Явился прямо в киевский угрозыск.
— Здравствуйте, — говорю, — граждане-начальники!
— Здравствуйте, Берлага, — отвечают. — Очень приятно. Мы тебя давно дожидаемся. Откуда пожаловал?
— Из Румынии, — отвечаю. — Из города Бухареста. Привез вам привет от акул международного капитала. И, между прочим, разрешите представить двадцать тысяч долларов в полный расчет. Теперь мы с вами квиты. И трогать вам меня не к чему.
«Костя-пролетарий» взвизгнул от удовольствия:
— Ловко, Василий Иванович! Ну и как же? Отпустили?
— Отпустят! — мрачно отозвался Берлага. — Деньги отправили в Румынию, а меня сюда на север на восемь лет.
Берлага достал из-под нар новую бутыль со спиртом, налил всем и, стукнув кулаком по столу, крикнул:
— Гуляй, ребята! Берлага угощает!
Катя подбоченилась и прошлась по комнате.
Берлага затянул частушку.
* * *В покрытое толстым слоем льда окошечко тревожно стукнули. Послышался глухой голос:
— Зекс! Вода!
Жук и Костя натянули полушубки, метнулись на чердак и оттуда через отверстие выскочили в сугроб. Катя залезла под нары.
Дверь открылась. В нее повалили густые клубы пара.
Вошли закутанные в тулупы люди. Начальник района и человек в военном.
— Здравствуй, Василий, — сказал начальник, расстегивая полушубок, — бузишь все?
— Живу, Евсей Иванович, — коротко ответил Берлага.
Начальник осмотрел стол, покачал головой и обратился к военному.
— Отдайте под арест часового. Опять здесь в карцере кутежи и пьянка. Какой же это изолятор?
Берлага усмехнулся.
— Нехватит у тебя стражи, Евсей Иванович. Ты у себя в районе начальник, а я у блатников король. Куда ни посадишь — меня чествовать будут. Выпьешь, может, стаканчик?
Начальник посмотрел на Берлагу с сожалением.

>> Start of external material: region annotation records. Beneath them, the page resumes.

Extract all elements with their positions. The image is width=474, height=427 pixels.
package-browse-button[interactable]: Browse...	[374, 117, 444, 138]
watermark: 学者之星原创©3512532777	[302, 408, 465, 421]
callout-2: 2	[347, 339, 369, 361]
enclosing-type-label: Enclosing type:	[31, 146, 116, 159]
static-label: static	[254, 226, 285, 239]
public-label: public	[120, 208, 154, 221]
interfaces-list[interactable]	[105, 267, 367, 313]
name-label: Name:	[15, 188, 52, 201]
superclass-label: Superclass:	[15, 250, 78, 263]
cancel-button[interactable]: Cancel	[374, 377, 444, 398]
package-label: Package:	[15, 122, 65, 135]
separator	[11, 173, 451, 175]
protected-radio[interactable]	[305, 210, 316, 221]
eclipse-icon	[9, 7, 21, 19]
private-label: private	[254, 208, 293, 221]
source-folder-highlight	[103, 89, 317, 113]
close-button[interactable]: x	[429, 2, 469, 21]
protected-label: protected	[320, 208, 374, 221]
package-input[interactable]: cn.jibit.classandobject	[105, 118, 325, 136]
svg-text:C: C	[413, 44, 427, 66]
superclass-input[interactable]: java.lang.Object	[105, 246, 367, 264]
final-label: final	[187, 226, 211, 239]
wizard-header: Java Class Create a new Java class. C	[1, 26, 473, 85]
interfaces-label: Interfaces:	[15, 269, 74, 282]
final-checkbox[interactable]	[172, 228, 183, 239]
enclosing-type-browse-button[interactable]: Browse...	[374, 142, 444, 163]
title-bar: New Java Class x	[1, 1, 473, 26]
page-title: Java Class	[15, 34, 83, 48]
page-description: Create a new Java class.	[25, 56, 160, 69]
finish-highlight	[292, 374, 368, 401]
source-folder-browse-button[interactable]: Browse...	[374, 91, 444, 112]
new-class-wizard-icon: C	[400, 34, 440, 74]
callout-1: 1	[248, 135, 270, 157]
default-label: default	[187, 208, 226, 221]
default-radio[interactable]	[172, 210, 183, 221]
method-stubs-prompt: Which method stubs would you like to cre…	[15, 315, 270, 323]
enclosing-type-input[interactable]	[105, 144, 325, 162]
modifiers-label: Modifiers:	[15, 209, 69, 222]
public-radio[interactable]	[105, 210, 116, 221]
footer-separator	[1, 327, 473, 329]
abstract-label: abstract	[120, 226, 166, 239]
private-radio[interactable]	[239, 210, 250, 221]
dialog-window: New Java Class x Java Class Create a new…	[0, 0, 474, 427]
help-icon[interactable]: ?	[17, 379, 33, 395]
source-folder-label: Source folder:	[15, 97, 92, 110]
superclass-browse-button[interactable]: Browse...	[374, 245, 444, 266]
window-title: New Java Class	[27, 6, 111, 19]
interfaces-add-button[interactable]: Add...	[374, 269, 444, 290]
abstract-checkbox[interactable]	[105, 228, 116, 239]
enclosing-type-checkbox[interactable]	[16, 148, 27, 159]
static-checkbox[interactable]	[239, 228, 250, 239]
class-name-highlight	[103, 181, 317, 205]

— Жаль. Из тебя мог бы выйти толк.
— Это твои ребята мне под окно бочку спирта из склада прикатили сегодня? — снова начал он.
— Мои, — ответил Берлага.
— Зачем?
— А ты не думай, что без тебя не обойдутся. Просил я у тебя утром бутылку — не дал. Вот мы тебе и показали, кто над спиртом хозяин.
Начальник сел на скамью рядом с Берлагой.
— Берлага, опомнись, пропадешь ведь. У тебя способности. Иди на работу.
Берлага упрямо сдвинул брови.
— Три года не работал и до конца работать не буду. Пусть тебе зайцы[2] мантулят. Берлага не такой.
— Слушай, Василий Иванович, — снова начал начальник. — Ты ведь из рабочей семьи. Отец у тебя в Донбассе забойщиком был. И тебе не стыдно быть злостным отказчиком, паразитом? Иди на дорогу, в шурфы или, если хочешь, на аммонал запальщиком назначу. Срок наполовину сократишь. Посмотри, как бригада Чудовного землю копает. Сам нарком оценил.
Берлага пожал плечами:
— Хорошо копает, говоришь? Пусть копает! А папаша у меня действительно не плохой рабочий был. И мамаша старушка хорошая. Только и отец и мать здесь в землю ничего не закапывали, чтобы мне отрывать.